Continued examination revealed a very significant provocation sign of her common peroneal nerve on the left side. She received appropriate testing and underwent a workup for surgery. Interestingly enough, after a 20-minute neurolysis of the common peroneal nerve, she was able to move her big toe — after waking up in the post-anesthesia care unit — in dorsiflexion with about 80 percent strength. Obviously, this was not due to the brain bleed but rather due to the blunt force of the car that “T-boned” her tibial plateau into a rippled mesa. This was certainly enough of a tectonic shift to cause some soft tissue like the common peroneal nerve to get dinged a little.

In Conclusion

So what is the point of this story?

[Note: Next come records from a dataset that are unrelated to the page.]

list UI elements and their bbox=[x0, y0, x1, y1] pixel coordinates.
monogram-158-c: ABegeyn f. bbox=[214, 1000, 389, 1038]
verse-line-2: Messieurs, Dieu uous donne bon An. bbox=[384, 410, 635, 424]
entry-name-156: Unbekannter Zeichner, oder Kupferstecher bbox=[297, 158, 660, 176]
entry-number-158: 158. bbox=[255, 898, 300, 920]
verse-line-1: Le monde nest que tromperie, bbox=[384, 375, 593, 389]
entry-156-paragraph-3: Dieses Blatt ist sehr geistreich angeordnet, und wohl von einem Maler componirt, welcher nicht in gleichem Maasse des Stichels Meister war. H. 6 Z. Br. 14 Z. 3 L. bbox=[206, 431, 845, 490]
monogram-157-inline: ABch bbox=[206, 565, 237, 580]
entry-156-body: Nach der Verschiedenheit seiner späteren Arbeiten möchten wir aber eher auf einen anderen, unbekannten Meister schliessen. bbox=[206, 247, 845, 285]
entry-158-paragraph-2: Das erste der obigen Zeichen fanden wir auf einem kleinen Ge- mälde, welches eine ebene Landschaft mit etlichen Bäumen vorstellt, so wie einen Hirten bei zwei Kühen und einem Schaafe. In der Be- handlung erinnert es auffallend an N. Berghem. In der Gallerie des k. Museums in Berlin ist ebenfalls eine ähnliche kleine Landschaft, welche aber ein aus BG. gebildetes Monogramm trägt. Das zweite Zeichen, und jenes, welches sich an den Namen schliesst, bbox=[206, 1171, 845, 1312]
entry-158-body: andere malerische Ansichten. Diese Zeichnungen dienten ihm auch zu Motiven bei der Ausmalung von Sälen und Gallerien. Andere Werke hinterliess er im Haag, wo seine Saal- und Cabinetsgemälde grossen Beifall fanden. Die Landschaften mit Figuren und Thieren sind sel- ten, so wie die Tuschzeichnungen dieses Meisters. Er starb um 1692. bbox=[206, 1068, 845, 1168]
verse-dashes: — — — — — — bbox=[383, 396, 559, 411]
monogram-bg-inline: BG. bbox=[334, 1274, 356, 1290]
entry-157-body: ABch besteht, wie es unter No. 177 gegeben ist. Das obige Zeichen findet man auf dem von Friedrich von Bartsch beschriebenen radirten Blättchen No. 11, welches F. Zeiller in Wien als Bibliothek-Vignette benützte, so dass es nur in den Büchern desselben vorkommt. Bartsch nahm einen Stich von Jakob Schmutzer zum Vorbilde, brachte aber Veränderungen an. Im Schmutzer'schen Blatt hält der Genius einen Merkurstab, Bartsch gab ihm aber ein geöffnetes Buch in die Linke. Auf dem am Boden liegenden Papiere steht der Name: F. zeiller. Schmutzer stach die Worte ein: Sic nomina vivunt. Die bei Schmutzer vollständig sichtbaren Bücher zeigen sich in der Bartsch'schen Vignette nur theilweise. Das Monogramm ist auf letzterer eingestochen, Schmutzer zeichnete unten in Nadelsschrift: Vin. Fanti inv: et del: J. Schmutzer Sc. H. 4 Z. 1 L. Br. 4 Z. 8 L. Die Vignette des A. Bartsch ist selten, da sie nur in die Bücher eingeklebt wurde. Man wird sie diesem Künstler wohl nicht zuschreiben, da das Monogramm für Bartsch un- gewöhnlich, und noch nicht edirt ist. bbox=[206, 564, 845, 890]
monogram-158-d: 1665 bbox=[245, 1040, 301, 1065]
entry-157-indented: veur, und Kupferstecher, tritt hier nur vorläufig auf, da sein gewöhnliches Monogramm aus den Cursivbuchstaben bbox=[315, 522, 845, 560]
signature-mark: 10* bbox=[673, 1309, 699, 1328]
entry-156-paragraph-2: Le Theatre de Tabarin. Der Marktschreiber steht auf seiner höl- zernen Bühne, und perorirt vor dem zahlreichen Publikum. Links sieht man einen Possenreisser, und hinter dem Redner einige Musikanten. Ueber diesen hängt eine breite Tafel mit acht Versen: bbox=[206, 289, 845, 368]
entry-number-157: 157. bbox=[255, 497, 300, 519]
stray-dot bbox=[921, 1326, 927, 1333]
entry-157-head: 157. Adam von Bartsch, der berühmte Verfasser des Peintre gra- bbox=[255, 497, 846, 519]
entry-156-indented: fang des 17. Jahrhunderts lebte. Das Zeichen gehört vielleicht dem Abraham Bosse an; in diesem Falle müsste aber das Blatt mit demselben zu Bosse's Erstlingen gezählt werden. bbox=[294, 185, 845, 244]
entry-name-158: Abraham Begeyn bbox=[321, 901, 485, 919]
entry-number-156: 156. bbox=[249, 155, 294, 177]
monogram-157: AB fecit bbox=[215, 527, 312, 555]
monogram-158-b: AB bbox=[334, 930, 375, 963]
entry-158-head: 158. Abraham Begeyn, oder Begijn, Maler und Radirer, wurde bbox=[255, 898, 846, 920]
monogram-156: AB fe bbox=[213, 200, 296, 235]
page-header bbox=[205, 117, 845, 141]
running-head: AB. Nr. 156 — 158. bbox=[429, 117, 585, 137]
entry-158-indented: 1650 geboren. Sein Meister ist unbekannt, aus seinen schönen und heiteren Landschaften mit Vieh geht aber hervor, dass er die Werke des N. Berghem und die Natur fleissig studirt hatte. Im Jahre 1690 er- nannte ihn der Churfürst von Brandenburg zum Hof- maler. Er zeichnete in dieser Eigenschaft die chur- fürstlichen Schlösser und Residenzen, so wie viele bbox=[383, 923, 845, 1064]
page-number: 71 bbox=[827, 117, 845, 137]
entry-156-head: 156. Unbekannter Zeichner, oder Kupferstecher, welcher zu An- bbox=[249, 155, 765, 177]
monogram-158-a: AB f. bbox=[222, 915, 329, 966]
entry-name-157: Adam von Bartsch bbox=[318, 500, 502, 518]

I guess we tend to go through our clinical days in a routine in which patients tell us the problem, which gives us a segment of their history. (Keep in mind that what they remember is not always what someone told them.) We hang on to one or two of the tidbits the patient gave us, however poorly the patient remembered them. This can lead us down the wrong diagnostic path very rapidly.

Remember that patients tell you what they remember and human memory is pathetic (mine is worse than that). They will also tell you what they wanted to hear their other doctors say, not necessarily what they said.

Look at more than just the bone spur for a second and see what else could be occurring. A great example of this is that patient who complains with nebulous lateral ankle pain, and all the magnetic resonance imaging and computed tomography scans show nothing abnormal. The patient gets a few steroid injections that do not help with some patients even lucky enough to have had a lateral ankle stabilization of some type. Then by happenstance, someone presses on the patient’s lower leg about 16 cm proximal to the lateral malleolus between the tibial crest and fibula, and he or she jumps out of the chair. That’s right. It is superficial peroneal nerve entrapment.